When working with Capital Asset Planning, consider:
Depreciation calculations for existing assets before the application period range are supported only for the SLN and SYD depreciation methods, not for the DB Year or DB Period depreciation method. For example, if the period range for the Capital Asset Planning application is Jan 2004 to Dec 2015, and the existing asset in-service date is 1/1/2000, depreciation calculations are supported only for the SLN and SYD methods.
If the salvage value is set to 0 (zero), the DB Year or DB Period depreciation method may not produce the desired results. To produce correct depreciation calculations when using the DB Year depreciation method, Oracle recommends that the salvage value be set to at least 1% of the basic cost.
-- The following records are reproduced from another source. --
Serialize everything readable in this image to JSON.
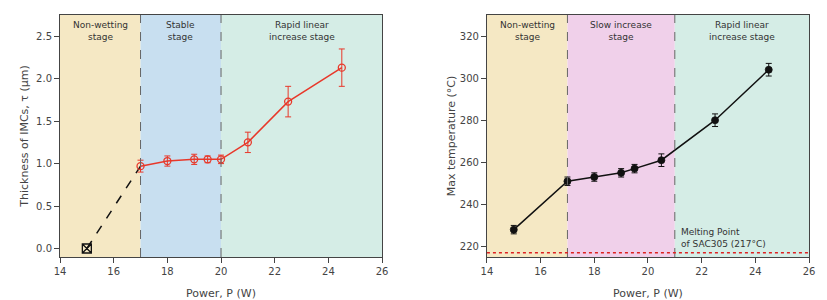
{
  "chart_data": [
    {
      "type": "line",
      "xlabel": "Power, P (W)",
      "ylabel": "Thickness of IMCs, τ (μm)",
      "xlim": [
        14,
        26
      ],
      "ylim": [
        -0.1,
        2.75
      ],
      "xticks": [
        14,
        16,
        18,
        20,
        22,
        24,
        26
      ],
      "yticks": [
        {
          "value": 0.0,
          "label": "0.0"
        },
        0.5,
        {
          "value": 1.0,
          "label": "1.0"
        },
        1.5,
        {
          "value": 2.0,
          "label": "2.0"
        },
        2.5
      ],
      "grid": false,
      "regions": [
        {
          "xmin": 14,
          "xmax": 17,
          "color": "#f5e8c4",
          "label": "Non-wetting\nstage"
        },
        {
          "xmin": 17,
          "xmax": 20,
          "color": "#c8dff0",
          "label": "Stable\nstage"
        },
        {
          "xmin": 20,
          "xmax": 26,
          "color": "#d5ede6",
          "label": "Rapid linear\nincrease stage"
        }
      ],
      "vlines": [
        17,
        20
      ],
      "series": [
        {
          "x": [
            15,
            17
          ],
          "values": [
            0.0,
            0.97
          ],
          "color": "#111111",
          "line_style": "dashed"
        },
        {
          "x": [
            15
          ],
          "values": [
            0.0
          ],
          "color": "#111111",
          "marker": "square-x"
        },
        {
          "x": [
            17,
            18,
            19,
            19.5,
            20,
            21,
            22.5,
            24.5
          ],
          "values": [
            0.97,
            1.03,
            1.05,
            1.05,
            1.05,
            1.25,
            1.73,
            2.13
          ],
          "errors": [
            0.07,
            0.06,
            0.06,
            0.04,
            0.05,
            0.12,
            0.18,
            0.22
          ],
          "color": "#e8382a",
          "marker": "circle-open",
          "line_style": "solid"
        }
      ]
    },
    {
      "type": "line",
      "xlabel": "Power, P (W)",
      "ylabel": "Max temperature (°C)",
      "xlim": [
        14,
        26
      ],
      "ylim": [
        215,
        330
      ],
      "xticks": [
        14,
        16,
        18,
        20,
        22,
        24,
        26
      ],
      "yticks": [
        220,
        240,
        260,
        280,
        300,
        320
      ],
      "grid": false,
      "regions": [
        {
          "xmin": 14,
          "xmax": 17,
          "color": "#f5e8c4",
          "label": "Non-wetting\nstage"
        },
        {
          "xmin": 17,
          "xmax": 21,
          "color": "#f0d0ea",
          "label": "Slow increase\nstage"
        },
        {
          "xmin": 21,
          "xmax": 26,
          "color": "#d5ede6",
          "label": "Rapid linear\nincrease stage"
        }
      ],
      "vlines": [
        17,
        21
      ],
      "hlines": [
        {
          "y": 217,
          "label": "Melting Point\nof SAC305 (217°C)",
          "color": "#dd2222",
          "line_style": "dotted"
        }
      ],
      "series": [
        {
          "x": [
            15,
            17,
            18,
            19,
            19.5,
            20.5,
            22.5,
            24.5
          ],
          "values": [
            228,
            251,
            253,
            255,
            257,
            261,
            280,
            304
          ],
          "errors": [
            2,
            2,
            2,
            2,
            2,
            3,
            3,
            3
          ],
          "color": "#111111",
          "marker": "circle",
          "line_style": "solid"
        }
      ]
    }
  ]
}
Timing adjustment does not work when it is based on a change of purchase date and staggered cash flow. This is because users can modify the staggered cash flow allocation percentage. To use timing adjustment in this case, calculate allocated cash flow percentages manually. Timing adjustment works correctly for other cash flow assumptions.
Users can make up to three improvements for each existing asset. To add additional improvements, the administrator must add the appropriate IM n members.
The Capital Asset Planning model is based on a 12–month calendar. It is not a weekly model.
When planning transfers, ensure that users have appropriate access permissions to the source and destination entities.
For multicurrency applications, depreciation calculations use the base currency for the entity member calculated. If the currency override option is in effect, depreciation calculations use the currency of the entered value.
Capital Asset Planning does not restrict depreciation calculations for intangible assets or amortization calculations for tangible assets. Business administrators managing global assumptions should define drivers appropriately.